The agreement will grant the U.S. four more military camps in Southeast Asia amid rising tensions with China, which has been saber-rattling about being “reunified” with its sovereign island neighbor and U.S. ally, Taiwan.
The deal was made public during a visit to the Philippines by Secretary of Defense Lloyd Austin. He thanked President Ferdinand Marcos Jr. whom he met briefly in Manila, for allowing the U.S. to broaden its presence in the land of America’s oldest treaty ally in Asia.
The agreement in part reverses U.S. troop withdrawal from its former colony more than 30 years ago.
The Philippines used to host two of the largest U.S. Navy and Air Force bases outside the U.S. mainland. They were shut down in the early 1990s after the Philippine Senate rejected an extension, but American forces later returned for large-scale combat exercises with Filipino troops.
Secretary Austin and his Philippine counterpart, Carlito Galvez Jr., noted on Thursday that the 1951 Mutual Defense Treaty obligates the U.S. and the Philippines to help defend each other in major conflicts, and that it applies to “armed attacks on our armed forces, public vessels or aircraft anywhere in the South China Sea.”
However, the Philippine Constitution prohibits the permanent basing of foreign troops and their involvement in local combat.
“The U.S. is not looking for permanent bases.

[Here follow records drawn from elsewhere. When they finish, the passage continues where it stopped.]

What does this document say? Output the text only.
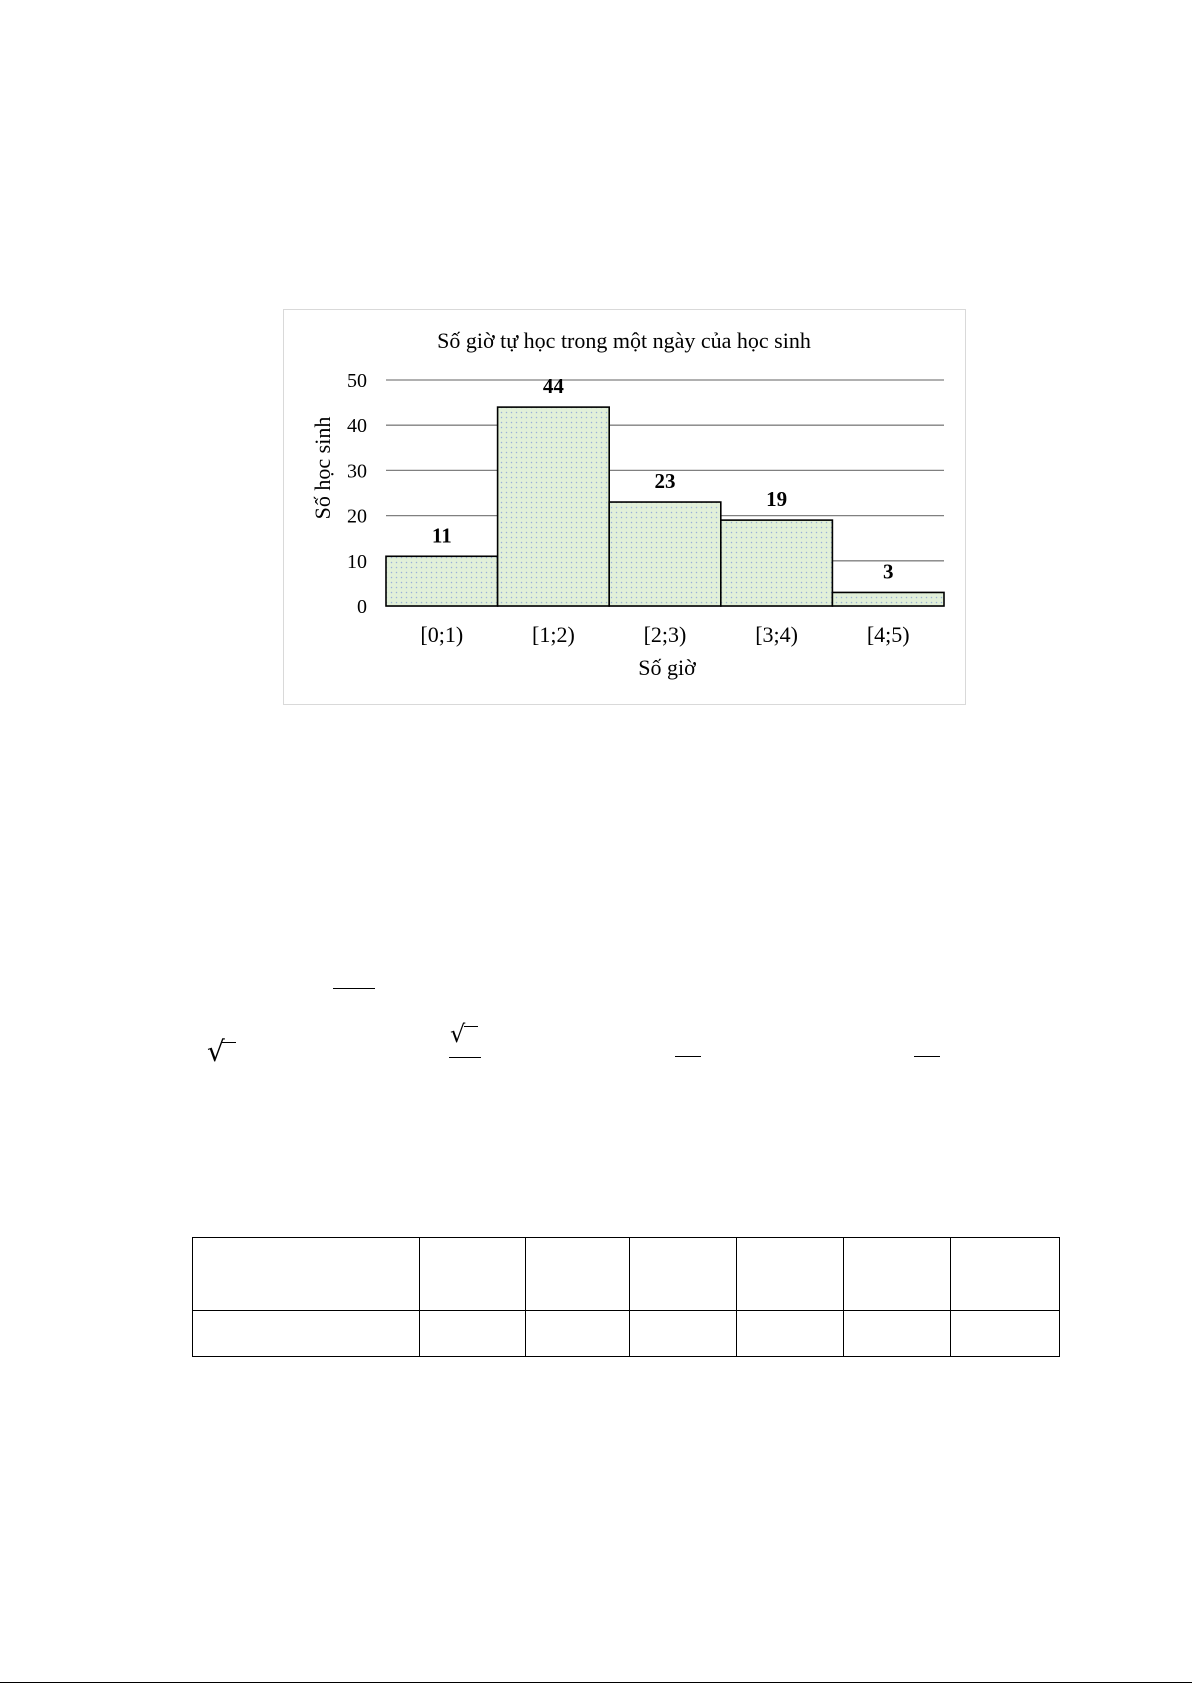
0
10
20
30
40
50
11
44
23
19
3
[0;1)	[1;2)	[2;3)	[3;4)	[4;5)
Số giờ tự học trong một ngày của học sinh
Số học sinh
Số giờ
√
√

It’s about places, not bases,” Gregory B. Poling, director of the Southeast Asia program at the Center for Strategic and International Studies in Washington, told the BBC. “There is no contingency in the South China Sea that does not require access to the Philippines.”
China has meanwhile accused the U.S. of a “Cold War zero-sum mentality.” Chinese Foreign Ministry spokesman Mao Ning said on Thursday, “This is an act that escalates tensions in the region and endangers regional peace and stability.”
The U.S.-Philippines agreement follows a shift in the U.S. military posture on the Japanese island of Okinawa in January, where a retooling aims to better able and better equip the U.S. Marine regiment there to fight adversaries and defend the U.S. and allies in the region.
That agreement with Japan came roughly a month after the U.S. launched a Space Force unit at Osan Air Base near Seoul, South Korea, which is expected to allow the Pentagon to better monitor rival nations North Korea, China and Russia.
On Thursday, neither Austin nor Galvez went into great detail regarding the Philippines agreement. Austin merely said, “I am confident that we will continue to work together to defend our shared values of freedom, democracy and human dignity.”